Seule en scène, entourée d’éclats de lumière, de paravents amovibles aux vives couleurs changeantes, parfois interrompue dans son soliloque par quelques vidéos d’appoint parlant encore d’elle, Anne Touati se cherche, a du mal à se trouver…
Jusqu’à ce qu’enfin, visiblement épuisée par un tel effort d’introspection vaine, elle décide d’en rire, ou de s’en moquer. « La boucle est bouclée », déclare t’elle, « écoute ta part positive, solaire. Oui, c’est moi ».

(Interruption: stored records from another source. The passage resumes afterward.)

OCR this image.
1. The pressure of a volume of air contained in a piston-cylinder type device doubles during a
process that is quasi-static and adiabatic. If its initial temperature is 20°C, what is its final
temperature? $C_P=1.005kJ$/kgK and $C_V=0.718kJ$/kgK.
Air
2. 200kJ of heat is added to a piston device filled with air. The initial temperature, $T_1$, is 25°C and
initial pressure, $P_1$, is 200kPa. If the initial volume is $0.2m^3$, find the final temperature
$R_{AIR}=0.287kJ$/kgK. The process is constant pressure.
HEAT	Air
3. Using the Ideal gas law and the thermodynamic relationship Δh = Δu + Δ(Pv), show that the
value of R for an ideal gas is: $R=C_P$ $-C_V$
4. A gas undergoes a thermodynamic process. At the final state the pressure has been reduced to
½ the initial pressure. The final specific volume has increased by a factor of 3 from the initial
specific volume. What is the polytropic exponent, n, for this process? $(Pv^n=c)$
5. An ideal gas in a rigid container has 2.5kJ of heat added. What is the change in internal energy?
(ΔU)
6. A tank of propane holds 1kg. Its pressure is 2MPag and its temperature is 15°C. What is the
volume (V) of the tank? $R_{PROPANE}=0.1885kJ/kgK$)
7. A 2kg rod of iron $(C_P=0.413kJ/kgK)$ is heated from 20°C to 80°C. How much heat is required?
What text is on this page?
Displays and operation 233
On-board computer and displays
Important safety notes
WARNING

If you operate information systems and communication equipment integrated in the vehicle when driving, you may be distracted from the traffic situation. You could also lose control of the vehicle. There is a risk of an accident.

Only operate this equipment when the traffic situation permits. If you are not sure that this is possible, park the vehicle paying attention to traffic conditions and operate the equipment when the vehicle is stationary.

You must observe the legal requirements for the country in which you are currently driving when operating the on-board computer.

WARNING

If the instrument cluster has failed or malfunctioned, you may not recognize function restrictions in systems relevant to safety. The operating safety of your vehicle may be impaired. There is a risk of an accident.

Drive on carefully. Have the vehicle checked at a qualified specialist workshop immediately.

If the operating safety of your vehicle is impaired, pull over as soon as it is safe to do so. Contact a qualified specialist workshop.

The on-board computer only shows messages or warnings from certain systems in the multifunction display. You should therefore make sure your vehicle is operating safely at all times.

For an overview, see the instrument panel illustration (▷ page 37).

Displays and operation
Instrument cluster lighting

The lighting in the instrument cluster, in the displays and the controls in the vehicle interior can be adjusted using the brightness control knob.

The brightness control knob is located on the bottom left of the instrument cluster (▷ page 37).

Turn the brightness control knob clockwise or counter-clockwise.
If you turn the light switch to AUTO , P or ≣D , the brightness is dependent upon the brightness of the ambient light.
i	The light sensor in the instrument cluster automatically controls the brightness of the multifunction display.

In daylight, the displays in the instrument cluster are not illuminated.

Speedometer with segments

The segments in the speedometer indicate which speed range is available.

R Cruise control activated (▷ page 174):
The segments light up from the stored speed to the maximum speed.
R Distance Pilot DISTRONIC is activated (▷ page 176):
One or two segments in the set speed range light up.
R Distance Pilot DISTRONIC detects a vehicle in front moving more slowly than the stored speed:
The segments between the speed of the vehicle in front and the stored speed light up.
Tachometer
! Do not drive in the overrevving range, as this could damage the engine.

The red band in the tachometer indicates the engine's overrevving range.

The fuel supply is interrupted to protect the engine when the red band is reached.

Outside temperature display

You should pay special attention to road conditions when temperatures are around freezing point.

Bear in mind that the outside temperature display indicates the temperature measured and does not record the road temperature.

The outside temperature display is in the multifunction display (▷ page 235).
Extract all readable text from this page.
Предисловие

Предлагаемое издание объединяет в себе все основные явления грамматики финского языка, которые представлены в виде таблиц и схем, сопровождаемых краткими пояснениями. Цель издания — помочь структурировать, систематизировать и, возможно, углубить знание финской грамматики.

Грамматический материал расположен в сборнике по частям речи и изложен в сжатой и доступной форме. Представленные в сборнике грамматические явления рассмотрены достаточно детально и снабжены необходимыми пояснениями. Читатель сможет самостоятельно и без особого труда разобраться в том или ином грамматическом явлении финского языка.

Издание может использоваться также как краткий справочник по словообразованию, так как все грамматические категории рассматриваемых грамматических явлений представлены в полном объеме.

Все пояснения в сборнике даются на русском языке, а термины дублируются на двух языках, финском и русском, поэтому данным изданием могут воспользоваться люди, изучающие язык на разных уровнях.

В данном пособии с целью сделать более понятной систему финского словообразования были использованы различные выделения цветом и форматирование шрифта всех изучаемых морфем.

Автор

Enfin ! La voilà apaisée, presque joyeuse ! Même si, ce soir-là, sa diction fut incertaine, souvent feutrée, et que nous n’avons pas tous saisi sa main tendue, il n’en reste pas moins vrai que nous avons vu une comédienne à l’œuvre, nous proposant de partager ses émois, ses chagrins et pourquoi pas ses joies ? Elles n’affleurent qu’à la fin, mais elles sont bien là et son nez de clown nous le dit bien.